Policies that comply
Critical to any e-mail archiving package is its ability to set policies and procedures that meet business and government requirements. Products such as Veritas Software Corp.'s Enterprise Vault (acquired from KVS Inc.) and iLumin Software Services' Assentor Enterprise Suite have wizards to get them up and running quickly.
Mary Kay Roberto, senior vice president and general manager, North America KVS, a business unit of Veritas, notes that Enterprise Vault doesn't offer its users the option to choose a wizard that, if selected, would allow the organization to declare itself compliant with a specific regulation. Rather, users are urged to interpret how specific regulations apply to them and then set policies accordingly. She suggests organizations set up an internal compliance committee to determine what policies should be put into place. She further recommends companies work with an outside counsel specifically trained to set up e-mail rules for their industry. Navigating the regulatory shoals is complicated and expensive because courts interpret and apply existing laws and rules differently. Users may also need to use a specialized appliance to satisfy their e-mail archiving requirements (see E-mail archiving accessories).

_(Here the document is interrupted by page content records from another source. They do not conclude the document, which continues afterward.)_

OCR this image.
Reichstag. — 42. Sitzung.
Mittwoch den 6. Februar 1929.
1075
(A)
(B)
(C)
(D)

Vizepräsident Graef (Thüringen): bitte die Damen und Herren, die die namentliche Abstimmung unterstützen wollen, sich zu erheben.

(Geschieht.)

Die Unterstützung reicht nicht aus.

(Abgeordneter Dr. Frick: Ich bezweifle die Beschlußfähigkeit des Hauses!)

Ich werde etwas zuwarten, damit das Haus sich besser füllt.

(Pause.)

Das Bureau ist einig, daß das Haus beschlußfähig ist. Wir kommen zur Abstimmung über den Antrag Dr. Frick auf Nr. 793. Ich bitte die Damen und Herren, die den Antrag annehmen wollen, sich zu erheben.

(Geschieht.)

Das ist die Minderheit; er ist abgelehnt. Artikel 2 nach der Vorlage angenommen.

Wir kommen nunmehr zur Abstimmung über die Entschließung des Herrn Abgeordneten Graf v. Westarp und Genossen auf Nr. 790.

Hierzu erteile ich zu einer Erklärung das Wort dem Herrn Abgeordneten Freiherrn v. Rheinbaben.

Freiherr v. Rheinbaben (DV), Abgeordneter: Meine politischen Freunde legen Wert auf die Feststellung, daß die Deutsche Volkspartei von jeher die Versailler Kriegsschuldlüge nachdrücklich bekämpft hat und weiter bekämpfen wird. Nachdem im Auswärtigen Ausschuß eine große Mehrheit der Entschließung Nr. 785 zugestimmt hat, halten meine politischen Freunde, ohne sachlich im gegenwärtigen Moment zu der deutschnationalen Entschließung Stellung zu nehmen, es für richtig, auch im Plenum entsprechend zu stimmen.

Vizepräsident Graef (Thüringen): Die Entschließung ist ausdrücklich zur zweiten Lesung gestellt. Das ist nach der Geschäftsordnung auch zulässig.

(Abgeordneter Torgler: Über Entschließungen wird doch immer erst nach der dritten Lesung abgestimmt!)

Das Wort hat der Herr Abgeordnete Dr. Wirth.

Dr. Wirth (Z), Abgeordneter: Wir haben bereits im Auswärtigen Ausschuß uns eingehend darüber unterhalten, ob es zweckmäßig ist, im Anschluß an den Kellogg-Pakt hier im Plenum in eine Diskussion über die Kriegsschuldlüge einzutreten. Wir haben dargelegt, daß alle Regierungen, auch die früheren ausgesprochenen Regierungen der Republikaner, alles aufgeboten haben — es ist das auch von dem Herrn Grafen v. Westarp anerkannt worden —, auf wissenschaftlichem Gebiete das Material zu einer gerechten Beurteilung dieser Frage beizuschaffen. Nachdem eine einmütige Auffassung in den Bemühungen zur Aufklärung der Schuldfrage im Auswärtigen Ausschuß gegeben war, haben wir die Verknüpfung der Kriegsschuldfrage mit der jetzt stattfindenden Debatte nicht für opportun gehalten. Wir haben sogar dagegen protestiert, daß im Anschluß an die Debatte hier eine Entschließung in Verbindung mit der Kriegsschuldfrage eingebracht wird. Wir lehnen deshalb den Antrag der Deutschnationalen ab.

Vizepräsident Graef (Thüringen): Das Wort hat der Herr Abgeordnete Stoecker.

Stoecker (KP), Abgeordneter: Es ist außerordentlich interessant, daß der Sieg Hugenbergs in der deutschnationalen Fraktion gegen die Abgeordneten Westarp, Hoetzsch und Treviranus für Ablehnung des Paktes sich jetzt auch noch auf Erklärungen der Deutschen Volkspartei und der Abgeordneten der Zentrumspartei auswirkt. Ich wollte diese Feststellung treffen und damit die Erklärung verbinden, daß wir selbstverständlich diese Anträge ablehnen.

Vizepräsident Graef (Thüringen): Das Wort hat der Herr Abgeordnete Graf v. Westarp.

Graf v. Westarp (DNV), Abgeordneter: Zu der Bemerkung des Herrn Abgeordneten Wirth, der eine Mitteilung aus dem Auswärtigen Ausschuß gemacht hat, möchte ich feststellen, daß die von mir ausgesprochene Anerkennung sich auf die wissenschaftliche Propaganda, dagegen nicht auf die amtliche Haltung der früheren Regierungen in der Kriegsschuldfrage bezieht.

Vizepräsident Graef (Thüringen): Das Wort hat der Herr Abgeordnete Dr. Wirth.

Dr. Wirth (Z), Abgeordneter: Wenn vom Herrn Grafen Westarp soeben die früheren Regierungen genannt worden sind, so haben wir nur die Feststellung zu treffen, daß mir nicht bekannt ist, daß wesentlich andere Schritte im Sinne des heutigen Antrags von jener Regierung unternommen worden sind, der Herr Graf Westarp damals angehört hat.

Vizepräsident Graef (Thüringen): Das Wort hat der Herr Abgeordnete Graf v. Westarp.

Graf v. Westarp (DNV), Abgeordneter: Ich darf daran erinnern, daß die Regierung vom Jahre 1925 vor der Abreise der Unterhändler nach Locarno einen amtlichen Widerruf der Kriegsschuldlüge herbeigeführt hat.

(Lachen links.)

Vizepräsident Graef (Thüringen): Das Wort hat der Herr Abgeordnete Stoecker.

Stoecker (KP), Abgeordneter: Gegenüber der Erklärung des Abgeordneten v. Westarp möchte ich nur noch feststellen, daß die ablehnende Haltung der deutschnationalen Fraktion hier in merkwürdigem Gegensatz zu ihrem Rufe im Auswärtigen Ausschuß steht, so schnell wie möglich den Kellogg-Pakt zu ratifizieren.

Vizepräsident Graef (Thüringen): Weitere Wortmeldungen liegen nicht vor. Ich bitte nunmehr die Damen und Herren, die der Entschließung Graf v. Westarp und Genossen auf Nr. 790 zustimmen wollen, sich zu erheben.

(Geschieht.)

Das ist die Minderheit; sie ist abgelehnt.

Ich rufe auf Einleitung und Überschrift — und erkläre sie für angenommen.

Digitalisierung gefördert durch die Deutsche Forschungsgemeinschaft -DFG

For more mature regulations, it's easier to apply specific retention policies to archived e-mail messages. For example, HIPAA regulations are reasonably well defined, but other regulations are not so clear-cut. One e-mail archiving company spokesman has even called Sarbanes-Oxley "a slippery devil" (see "What regulators look for", this page).
It may be tempting to set a policy to delete all e-mail messages after 60 or 90 days, believing the problem solved. Michael Casey, vice president of data policy and ILM services at Contoural, advises clients not to bet on that option. Casey says courts care little about the difficulty and cost of discovery. And if the company policy is to delete all e-mails after a certain time, users will stash the e-mails they want to keep on CDs, local disk drives, USB flash drives, floppy diskettes and even print copies tucked away in file drawers.
The legal murkiness surrounding what to archive, coupled with the potentially unpleasant consequences of deleting everything, push many storage admins toward keeping it all. That's the approach John Hegner, vice president of technology services at Liberty Medical Supply, Port St. Lucie, FL, took. While the firm has content filters to block e-mails, Liberty's Exchange server with its 1,000 mailboxes still processes approximately 50,000 e-mails a day that must be archived.
Michael Sherwood, CIO for the City of Oceanside, CA, archives every e-mail message in a central location, but had a different problem. Oceanside, like many state, city and county government agencies, falls under the Freedom of Information Act. A component of this law allows citizens to request a copy of any sent or received e-mail for the past two years, so all e-mails must be available to be searched and retrieved.
Keeping all of these e-mails creates its own set of problems. While Sherwood has filters to catch spam containing pornography or vulgar language, he finds spammers getting more innovative in their e-mail text and subject lines. As a result, more objectionable spam bypasses his filters and ends up getting archived.